Spectral energy transfer in a viscoelastic homogeneous isotropic turbulence

Energy dynamics in elastoinertial turbulence is investigated by performing different direct numerical simulations of stationary, homogeneous isotropic turbulence for the range of Weissenberg numbers 0 <= Wi <= 9. Viscoelastic effects are described by the finite extensibility nonlinear elastic-Peterlin model. It is found that the presence of the polymer additives can nontrivially modify the kinetic energy dynamics by suppressing the rate of the kinetic energy transfer and altering the locality nature of this energy transfer.

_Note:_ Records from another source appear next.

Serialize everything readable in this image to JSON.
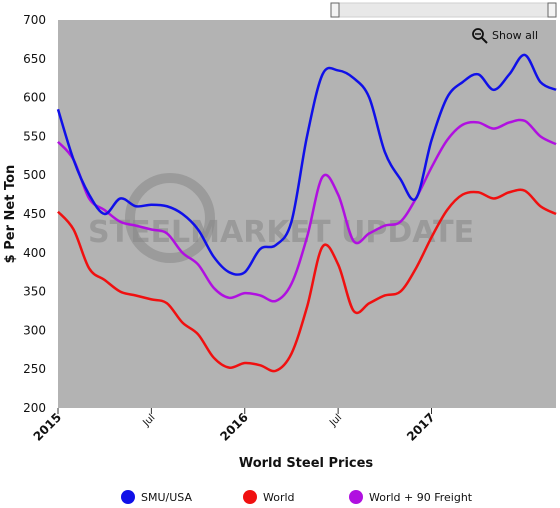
{
  "chart_data": {
    "type": "line",
    "xlabel": "World Steel Prices",
    "ylabel": "$ Per Net Ton",
    "ylim": [
      200,
      700
    ],
    "yticks": [
      200,
      250,
      300,
      350,
      400,
      450,
      500,
      550,
      600,
      650,
      700
    ],
    "xlim": [
      "2015-01",
      "2017-09"
    ],
    "xticks": [
      {
        "label": "2015",
        "x": "2015-01",
        "bold": true
      },
      {
        "label": "Jul",
        "x": "2015-07",
        "bold": false
      },
      {
        "label": "2016",
        "x": "2016-01",
        "bold": true
      },
      {
        "label": "Jul",
        "x": "2016-07",
        "bold": false
      },
      {
        "label": "2017",
        "x": "2017-01",
        "bold": true
      }
    ],
    "grid": false,
    "legend_position": "bottom",
    "background": "#b3b3b3",
    "series": [
      {
        "name": "SMU/USA",
        "color": "#1010e8",
        "x": [
          "2015-01",
          "2015-02",
          "2015-03",
          "2015-04",
          "2015-05",
          "2015-06",
          "2015-07",
          "2015-08",
          "2015-09",
          "2015-10",
          "2015-11",
          "2015-12",
          "2016-01",
          "2016-02",
          "2016-03",
          "2016-04",
          "2016-05",
          "2016-06",
          "2016-07",
          "2016-08",
          "2016-09",
          "2016-10",
          "2016-11",
          "2016-12",
          "2017-01",
          "2017-02",
          "2017-03",
          "2017-04",
          "2017-05",
          "2017-06",
          "2017-07",
          "2017-08",
          "2017-09"
        ],
        "values": [
          585,
          520,
          475,
          450,
          470,
          460,
          462,
          460,
          450,
          430,
          395,
          375,
          375,
          405,
          410,
          440,
          550,
          630,
          635,
          625,
          600,
          530,
          495,
          470,
          545,
          600,
          620,
          630,
          610,
          630,
          655,
          620,
          610
        ]
      },
      {
        "name": "World",
        "color": "#f01010",
        "x": [
          "2015-01",
          "2015-02",
          "2015-03",
          "2015-04",
          "2015-05",
          "2015-06",
          "2015-07",
          "2015-08",
          "2015-09",
          "2015-10",
          "2015-11",
          "2015-12",
          "2016-01",
          "2016-02",
          "2016-03",
          "2016-04",
          "2016-05",
          "2016-06",
          "2016-07",
          "2016-08",
          "2016-09",
          "2016-10",
          "2016-11",
          "2016-12",
          "2017-01",
          "2017-02",
          "2017-03",
          "2017-04",
          "2017-05",
          "2017-06",
          "2017-07",
          "2017-08",
          "2017-09"
        ],
        "values": [
          453,
          430,
          380,
          365,
          350,
          345,
          340,
          335,
          310,
          295,
          265,
          252,
          258,
          255,
          248,
          270,
          330,
          408,
          385,
          325,
          335,
          345,
          350,
          380,
          420,
          455,
          475,
          478,
          470,
          478,
          480,
          460,
          450
        ]
      },
      {
        "name": "World + 90 Freight",
        "color": "#b010e0",
        "x": [
          "2015-01",
          "2015-02",
          "2015-03",
          "2015-04",
          "2015-05",
          "2015-06",
          "2015-07",
          "2015-08",
          "2015-09",
          "2015-10",
          "2015-11",
          "2015-12",
          "2016-01",
          "2016-02",
          "2016-03",
          "2016-04",
          "2016-05",
          "2016-06",
          "2016-07",
          "2016-08",
          "2016-09",
          "2016-10",
          "2016-11",
          "2016-12",
          "2017-01",
          "2017-02",
          "2017-03",
          "2017-04",
          "2017-05",
          "2017-06",
          "2017-07",
          "2017-08",
          "2017-09"
        ],
        "values": [
          543,
          520,
          470,
          455,
          440,
          435,
          430,
          425,
          400,
          385,
          355,
          342,
          348,
          345,
          338,
          360,
          420,
          498,
          475,
          415,
          425,
          435,
          440,
          470,
          510,
          545,
          565,
          568,
          560,
          568,
          570,
          550,
          540
        ]
      }
    ]
  },
  "toolbar": {
    "show_all_label": "Show all",
    "zoom_icon": "zoom-out-icon"
  },
  "watermark": {
    "text": "STEELMARKET UPDATE"
  }
}
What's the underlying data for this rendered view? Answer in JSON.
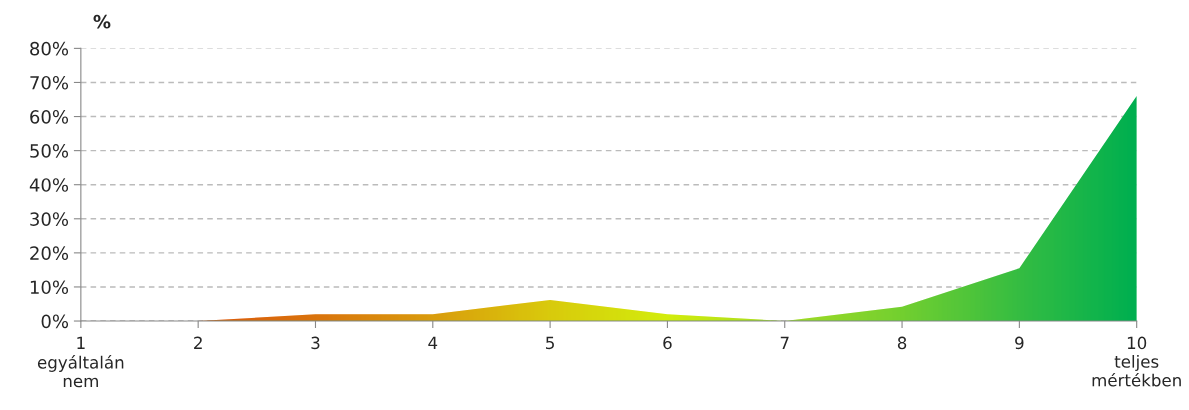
{
  "chart_data": {
    "type": "area",
    "ylabel": "%",
    "categories": [
      "1\negyáltalán\nnem",
      "2",
      "3",
      "4",
      "5",
      "6",
      "7",
      "8",
      "9",
      "10\nteljes\nmértékben"
    ],
    "values": [
      0,
      0,
      2,
      2,
      6.2,
      2,
      0,
      4.2,
      15.5,
      66
    ],
    "colors": [
      "#ff3c00",
      "#ff4a00",
      "#ff6a00",
      "#ff9a00",
      "#ffd000",
      "#f8f800",
      "#c0e41e",
      "#88d62a",
      "#40c040",
      "#00b050"
    ],
    "ylim": [
      0,
      80
    ],
    "yticks": [
      {
        "value": 0,
        "label": "0%"
      },
      {
        "value": 10,
        "label": "10%"
      },
      {
        "value": 20,
        "label": "20%"
      },
      {
        "value": 30,
        "label": "30%"
      },
      {
        "value": 40,
        "label": "40%"
      },
      {
        "value": 50,
        "label": "50%"
      },
      {
        "value": 60,
        "label": "60%"
      },
      {
        "value": 70,
        "label": "70%"
      },
      {
        "value": 80,
        "label": "80%"
      }
    ],
    "grid": "y",
    "legend": false
  }
}
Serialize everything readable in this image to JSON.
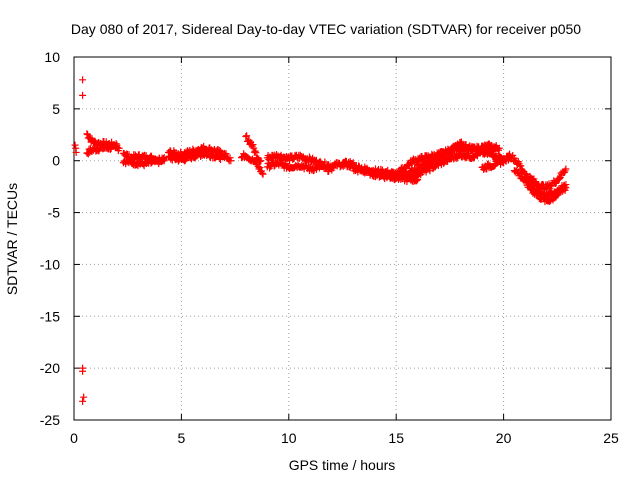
{
  "chart_data": {
    "type": "scatter",
    "title": "Day 080 of 2017, Sidereal Day-to-day VTEC variation (SDTVAR) for receiver p050",
    "xlabel": "GPS time / hours",
    "ylabel": "SDTVAR / TECUs",
    "xlim": [
      0,
      25
    ],
    "ylim": [
      -25,
      10
    ],
    "xticks": [
      "0",
      "5",
      "10",
      "15",
      "20",
      "25"
    ],
    "yticks": [
      "10",
      "5",
      "0",
      "-5",
      "-10",
      "-15",
      "-20",
      "-25"
    ],
    "marker": "+",
    "color": "#ff0000",
    "grid": true,
    "series": [
      {
        "name": "SDTVAR",
        "outliers": [
          [
            0.4,
            7.8
          ],
          [
            0.4,
            6.3
          ],
          [
            0.4,
            -20.0
          ],
          [
            0.4,
            -20.3
          ],
          [
            0.45,
            -22.8
          ],
          [
            0.4,
            -23.2
          ],
          [
            0.05,
            1.5
          ],
          [
            0.1,
            0.8
          ],
          [
            0.08,
            1.2
          ]
        ],
        "tracks": [
          [
            [
              0.6,
              2.6
            ],
            [
              0.8,
              2.0
            ],
            [
              1.0,
              1.7
            ],
            [
              1.5,
              1.6
            ],
            [
              2.0,
              1.5
            ]
          ],
          [
            [
              0.6,
              0.8
            ],
            [
              0.8,
              1.0
            ],
            [
              1.2,
              1.2
            ],
            [
              1.8,
              1.3
            ],
            [
              2.1,
              1.2
            ]
          ],
          [
            [
              2.3,
              0.8
            ],
            [
              2.6,
              0.3
            ],
            [
              3.0,
              0.4
            ],
            [
              3.5,
              0.3
            ],
            [
              4.0,
              0.1
            ],
            [
              4.2,
              0.3
            ]
          ],
          [
            [
              2.3,
              0.0
            ],
            [
              2.8,
              -0.2
            ],
            [
              3.3,
              -0.3
            ],
            [
              3.8,
              -0.1
            ],
            [
              4.2,
              0.0
            ]
          ],
          [
            [
              4.4,
              0.8
            ],
            [
              5.0,
              0.6
            ],
            [
              5.5,
              0.9
            ],
            [
              6.0,
              1.2
            ],
            [
              6.5,
              1.0
            ],
            [
              7.0,
              0.6
            ],
            [
              7.3,
              0.0
            ]
          ],
          [
            [
              4.4,
              0.3
            ],
            [
              5.0,
              0.1
            ],
            [
              5.5,
              0.4
            ],
            [
              6.0,
              0.7
            ],
            [
              6.5,
              0.5
            ],
            [
              7.0,
              0.3
            ]
          ],
          [
            [
              8.0,
              2.3
            ],
            [
              8.3,
              1.5
            ],
            [
              8.5,
              0.5
            ],
            [
              8.7,
              0.0
            ]
          ],
          [
            [
              7.8,
              0.3
            ],
            [
              8.0,
              0.6
            ],
            [
              8.2,
              0.2
            ],
            [
              8.5,
              -0.3
            ],
            [
              8.8,
              -1.3
            ]
          ],
          [
            [
              9.0,
              0.3
            ],
            [
              9.5,
              0.5
            ],
            [
              10.0,
              0.2
            ],
            [
              10.5,
              0.4
            ],
            [
              11.0,
              0.1
            ],
            [
              11.5,
              -0.3
            ],
            [
              12.0,
              -0.5
            ],
            [
              12.5,
              -0.3
            ],
            [
              13.0,
              -0.2
            ]
          ],
          [
            [
              9.0,
              -0.5
            ],
            [
              9.5,
              -0.3
            ],
            [
              10.0,
              -0.6
            ],
            [
              10.5,
              -0.4
            ],
            [
              11.0,
              -0.8
            ],
            [
              11.5,
              -0.6
            ],
            [
              12.0,
              -0.9
            ]
          ],
          [
            [
              12.5,
              -0.3
            ],
            [
              13.0,
              -0.5
            ],
            [
              13.5,
              -0.8
            ],
            [
              14.0,
              -1.0
            ],
            [
              14.5,
              -1.1
            ],
            [
              15.0,
              -1.3
            ],
            [
              15.5,
              -1.2
            ],
            [
              16.0,
              -0.9
            ]
          ],
          [
            [
              13.0,
              -0.8
            ],
            [
              13.5,
              -1.0
            ],
            [
              14.0,
              -1.3
            ],
            [
              14.5,
              -1.5
            ],
            [
              15.0,
              -1.6
            ],
            [
              15.5,
              -1.8
            ],
            [
              16.0,
              -1.8
            ]
          ],
          [
            [
              15.2,
              -1.0
            ],
            [
              15.5,
              -0.5
            ],
            [
              15.8,
              0.0
            ],
            [
              16.2,
              0.2
            ],
            [
              16.8,
              0.5
            ],
            [
              17.3,
              0.8
            ],
            [
              17.8,
              1.3
            ],
            [
              18.3,
              1.0
            ],
            [
              18.8,
              1.2
            ],
            [
              19.3,
              1.4
            ],
            [
              19.8,
              1.2
            ]
          ],
          [
            [
              15.5,
              -1.5
            ],
            [
              16.0,
              -1.2
            ],
            [
              16.5,
              -0.8
            ],
            [
              17.0,
              -0.3
            ],
            [
              17.5,
              0.2
            ],
            [
              18.0,
              0.6
            ],
            [
              18.5,
              0.4
            ],
            [
              19.0,
              0.8
            ],
            [
              19.5,
              0.6
            ],
            [
              20.0,
              0.2
            ]
          ],
          [
            [
              16.0,
              -0.6
            ],
            [
              16.5,
              -0.3
            ],
            [
              17.0,
              0.3
            ],
            [
              17.5,
              0.9
            ],
            [
              18.0,
              1.6
            ],
            [
              18.5,
              1.2
            ],
            [
              19.0,
              1.0
            ],
            [
              19.5,
              0.9
            ]
          ],
          [
            [
              19.0,
              -0.7
            ],
            [
              19.5,
              -0.4
            ],
            [
              20.0,
              0.0
            ],
            [
              20.3,
              0.4
            ]
          ],
          [
            [
              20.2,
              0.6
            ],
            [
              20.5,
              0.2
            ],
            [
              20.8,
              -0.6
            ],
            [
              21.0,
              -1.3
            ],
            [
              21.3,
              -1.8
            ],
            [
              21.6,
              -2.3
            ],
            [
              22.0,
              -2.6
            ],
            [
              22.3,
              -2.2
            ],
            [
              22.6,
              -1.6
            ],
            [
              22.9,
              -0.8
            ]
          ],
          [
            [
              20.5,
              -0.8
            ],
            [
              20.8,
              -1.5
            ],
            [
              21.1,
              -2.3
            ],
            [
              21.4,
              -3.0
            ],
            [
              21.7,
              -3.5
            ],
            [
              22.0,
              -3.9
            ],
            [
              22.3,
              -3.6
            ],
            [
              22.6,
              -3.1
            ],
            [
              22.9,
              -2.6
            ]
          ],
          [
            [
              21.0,
              -1.6
            ],
            [
              21.5,
              -2.8
            ],
            [
              22.0,
              -3.3
            ],
            [
              22.5,
              -3.0
            ],
            [
              22.9,
              -2.3
            ]
          ]
        ]
      }
    ]
  }
}
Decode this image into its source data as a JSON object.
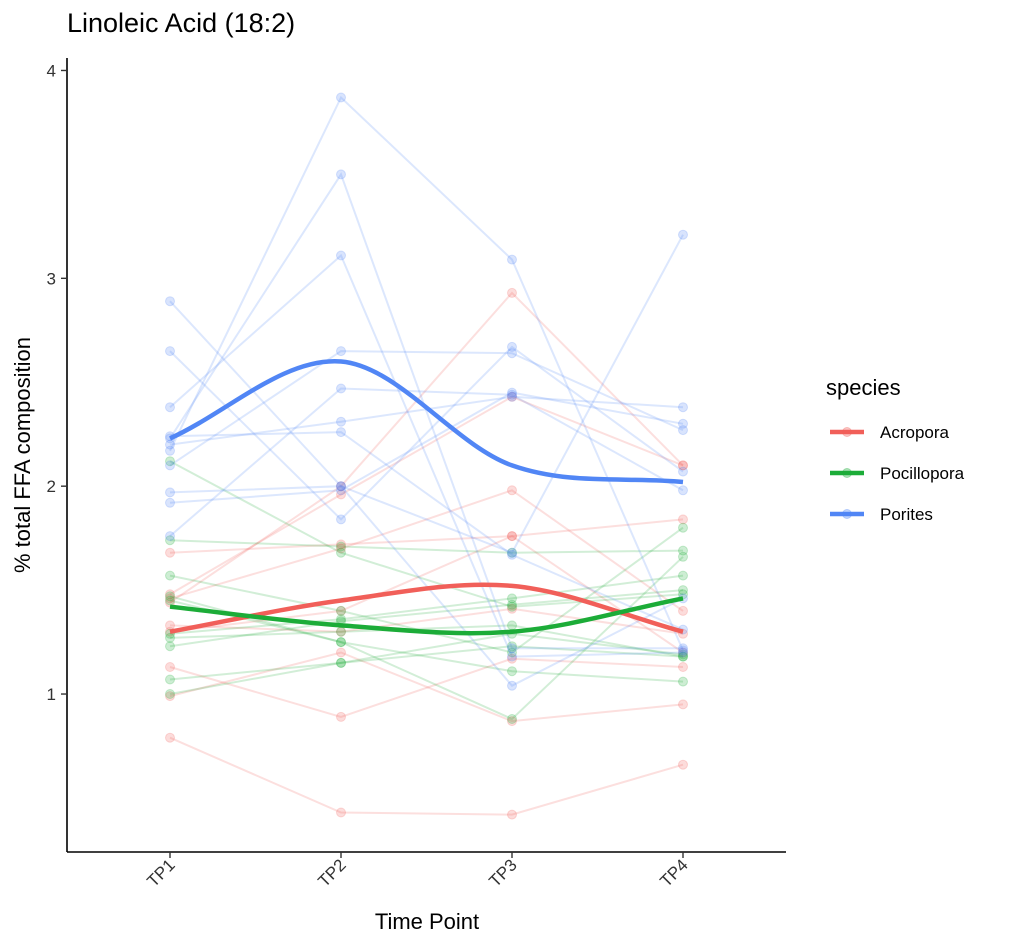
{
  "chart_data": {
    "type": "line",
    "title": "Linoleic Acid (18:2)",
    "xlabel": "Time Point",
    "ylabel": "% total FFA composition",
    "categories": [
      "TP1",
      "TP2",
      "TP3",
      "TP4"
    ],
    "ylim": [
      0.24,
      4.06
    ],
    "yticks": [
      1,
      2,
      3,
      4
    ],
    "grid": false,
    "legend": {
      "title": "species",
      "placement": "right"
    },
    "colors": {
      "Acropora": "#F15F59",
      "Pocillopora": "#1CAC38",
      "Porites": "#5186F5"
    },
    "series": [
      {
        "name": "Acropora",
        "smooth": [
          1.3,
          1.45,
          1.52,
          1.3
        ]
      },
      {
        "name": "Pocillopora",
        "smooth": [
          1.42,
          1.33,
          1.3,
          1.46
        ]
      },
      {
        "name": "Porites",
        "smooth": [
          2.23,
          2.6,
          2.1,
          2.02
        ]
      }
    ],
    "individuals": [
      {
        "species": "Acropora",
        "values": [
          0.79,
          0.43,
          0.42,
          0.66
        ]
      },
      {
        "species": "Acropora",
        "values": [
          0.99,
          1.2,
          0.87,
          0.95
        ]
      },
      {
        "species": "Acropora",
        "values": [
          1.13,
          0.89,
          1.17,
          1.13
        ]
      },
      {
        "species": "Acropora",
        "values": [
          1.33,
          1.3,
          1.41,
          1.29
        ]
      },
      {
        "species": "Acropora",
        "values": [
          1.44,
          2.0,
          2.93,
          2.1
        ]
      },
      {
        "species": "Acropora",
        "values": [
          1.46,
          1.7,
          1.98,
          1.4
        ]
      },
      {
        "species": "Acropora",
        "values": [
          1.68,
          1.72,
          1.76,
          1.84
        ]
      },
      {
        "species": "Acropora",
        "values": [
          1.48,
          1.96,
          2.43,
          2.1
        ]
      },
      {
        "species": "Acropora",
        "values": [
          1.3,
          1.4,
          1.76,
          1.2
        ]
      },
      {
        "species": "Pocillopora",
        "values": [
          1.0,
          1.15,
          1.29,
          1.19
        ]
      },
      {
        "species": "Pocillopora",
        "values": [
          1.07,
          1.15,
          1.23,
          1.18
        ]
      },
      {
        "species": "Pocillopora",
        "values": [
          1.23,
          1.35,
          1.43,
          1.5
        ]
      },
      {
        "species": "Pocillopora",
        "values": [
          1.27,
          1.3,
          1.33,
          1.18
        ]
      },
      {
        "species": "Pocillopora",
        "values": [
          1.29,
          1.36,
          1.46,
          1.57
        ]
      },
      {
        "species": "Pocillopora",
        "values": [
          1.45,
          1.25,
          1.11,
          1.06
        ]
      },
      {
        "species": "Pocillopora",
        "values": [
          1.47,
          1.25,
          0.88,
          1.66
        ]
      },
      {
        "species": "Pocillopora",
        "values": [
          1.57,
          1.4,
          1.2,
          1.8
        ]
      },
      {
        "species": "Pocillopora",
        "values": [
          1.74,
          1.71,
          1.68,
          1.69
        ]
      },
      {
        "species": "Pocillopora",
        "values": [
          2.12,
          1.68,
          1.42,
          1.48
        ]
      },
      {
        "species": "Porites",
        "values": [
          1.76,
          2.47,
          2.44,
          1.98
        ]
      },
      {
        "species": "Porites",
        "values": [
          1.92,
          1.98,
          2.45,
          2.3
        ]
      },
      {
        "species": "Porites",
        "values": [
          1.97,
          2.0,
          1.04,
          1.46
        ]
      },
      {
        "species": "Porites",
        "values": [
          2.1,
          2.65,
          2.64,
          2.27
        ]
      },
      {
        "species": "Porites",
        "values": [
          2.2,
          2.31,
          2.43,
          2.38
        ]
      },
      {
        "species": "Porites",
        "values": [
          2.24,
          2.26,
          1.67,
          1.31
        ]
      },
      {
        "species": "Porites",
        "values": [
          2.38,
          3.11,
          1.18,
          1.2
        ]
      },
      {
        "species": "Porites",
        "values": [
          2.65,
          1.84,
          2.67,
          2.07
        ]
      },
      {
        "species": "Porites",
        "values": [
          2.89,
          2.0,
          1.68,
          3.21
        ]
      },
      {
        "species": "Porites",
        "values": [
          2.17,
          3.87,
          3.09,
          1.21
        ]
      },
      {
        "species": "Porites",
        "values": [
          2.23,
          3.5,
          1.22,
          1.22
        ]
      }
    ]
  }
}
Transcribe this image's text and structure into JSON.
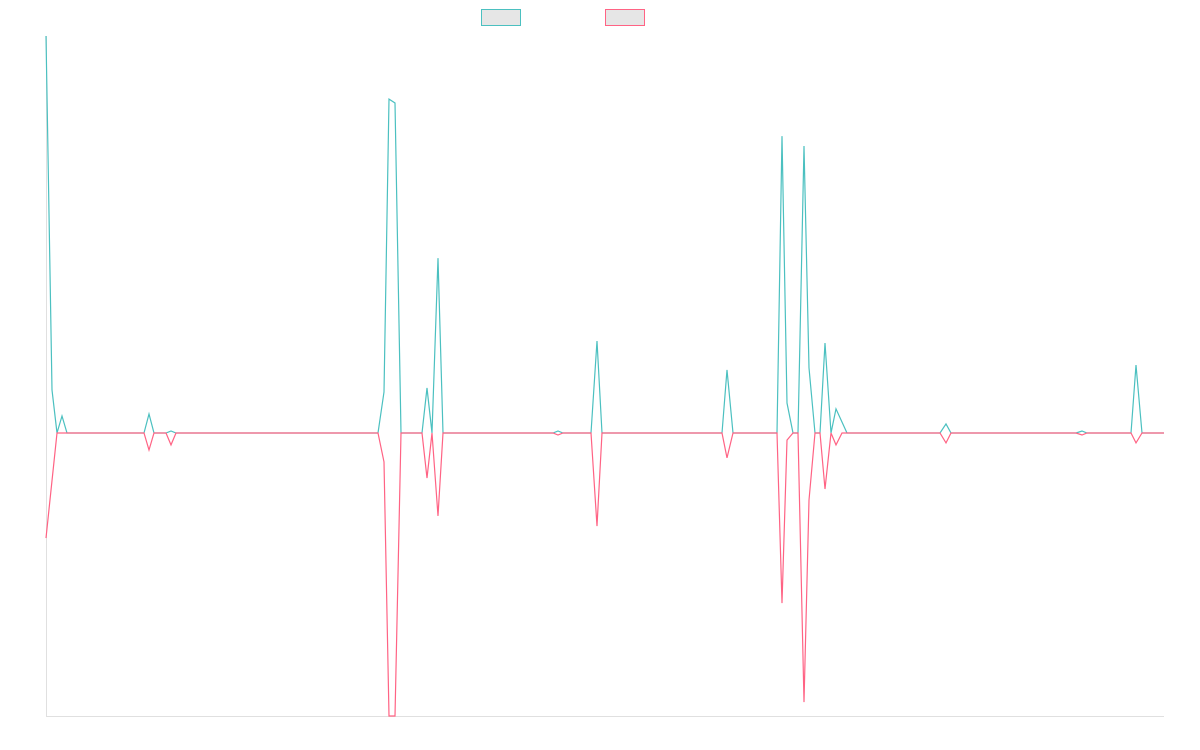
{
  "chart_data": {
    "type": "line",
    "xlim": [
      0,
      1118
    ],
    "ylim": [
      -1,
      1.4
    ],
    "series": [
      {
        "color": "#4bc0c0",
        "x": [
          0,
          6,
          11,
          16,
          21,
          98,
          103,
          108,
          120,
          125,
          130,
          332,
          338,
          343,
          349,
          355,
          376,
          381,
          386,
          392,
          397,
          507,
          512,
          517,
          545,
          551,
          556,
          676,
          681,
          687,
          731,
          736,
          741,
          747,
          752,
          758,
          763,
          769,
          774,
          779,
          785,
          790,
          801,
          894,
          900,
          905,
          1030,
          1036,
          1041,
          1085,
          1090,
          1096,
          1118
        ],
        "values": [
          1.403,
          0.152,
          0,
          0.06,
          0,
          0,
          0.067,
          0,
          0,
          0.007,
          0,
          0,
          0.145,
          1.18,
          1.166,
          0,
          0,
          0.159,
          0,
          0.618,
          0,
          0,
          0.007,
          0,
          0,
          0.325,
          0,
          0,
          0.223,
          0,
          0,
          1.049,
          0.106,
          0,
          0,
          1.014,
          0.23,
          0,
          0,
          0.318,
          0,
          0.085,
          0,
          0,
          0.032,
          0,
          0,
          0.007,
          0,
          0,
          0.24,
          0,
          0
        ]
      },
      {
        "color": "#ff6384",
        "x": [
          0,
          11,
          98,
          103,
          108,
          120,
          125,
          130,
          332,
          338,
          343,
          349,
          355,
          376,
          381,
          386,
          392,
          397,
          507,
          512,
          517,
          545,
          551,
          556,
          676,
          681,
          687,
          731,
          736,
          741,
          747,
          752,
          758,
          763,
          769,
          774,
          779,
          785,
          790,
          796,
          894,
          900,
          905,
          1030,
          1036,
          1041,
          1085,
          1090,
          1096,
          1118
        ],
        "values": [
          -0.371,
          0,
          0,
          -0.06,
          0,
          0,
          -0.042,
          0,
          0,
          -0.102,
          -1,
          -1,
          0,
          0,
          -0.159,
          0,
          -0.293,
          0,
          0,
          -0.007,
          0,
          0,
          -0.329,
          0,
          0,
          -0.088,
          0,
          0,
          -0.601,
          -0.025,
          0,
          0,
          -0.951,
          -0.237,
          0,
          0,
          -0.198,
          0,
          -0.042,
          0,
          0,
          -0.035,
          0,
          0,
          -0.007,
          0,
          0,
          -0.035,
          0,
          0
        ]
      }
    ]
  }
}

Spectral representation of the elastic field revealed that the elastic energy is also transferred locally through different elastic degrees of freedom via a dominantly forward energy cascade. Moreover, the elastic energy spectrum can display a power-law behavior, k(-m), with the possibility of different scaling exponents depending on the Wi number. It is observed that the energy exchange between macro- and microstructures is a two-directional process: there is a dominant energy transfer from the solvent large-scale structures to the polymers alongside a weak energy transfer from polymers to the solvent small-scale structures. This energy exchange consists of three different fluxes. Two of these fluxes equally transfer a small fraction of the kinetic energy into the mean and fluctuating elastic fields. However, the main energy conversion takes place between fluctuating kinetic and elastic fields through a completely nonlocal energy transfer process.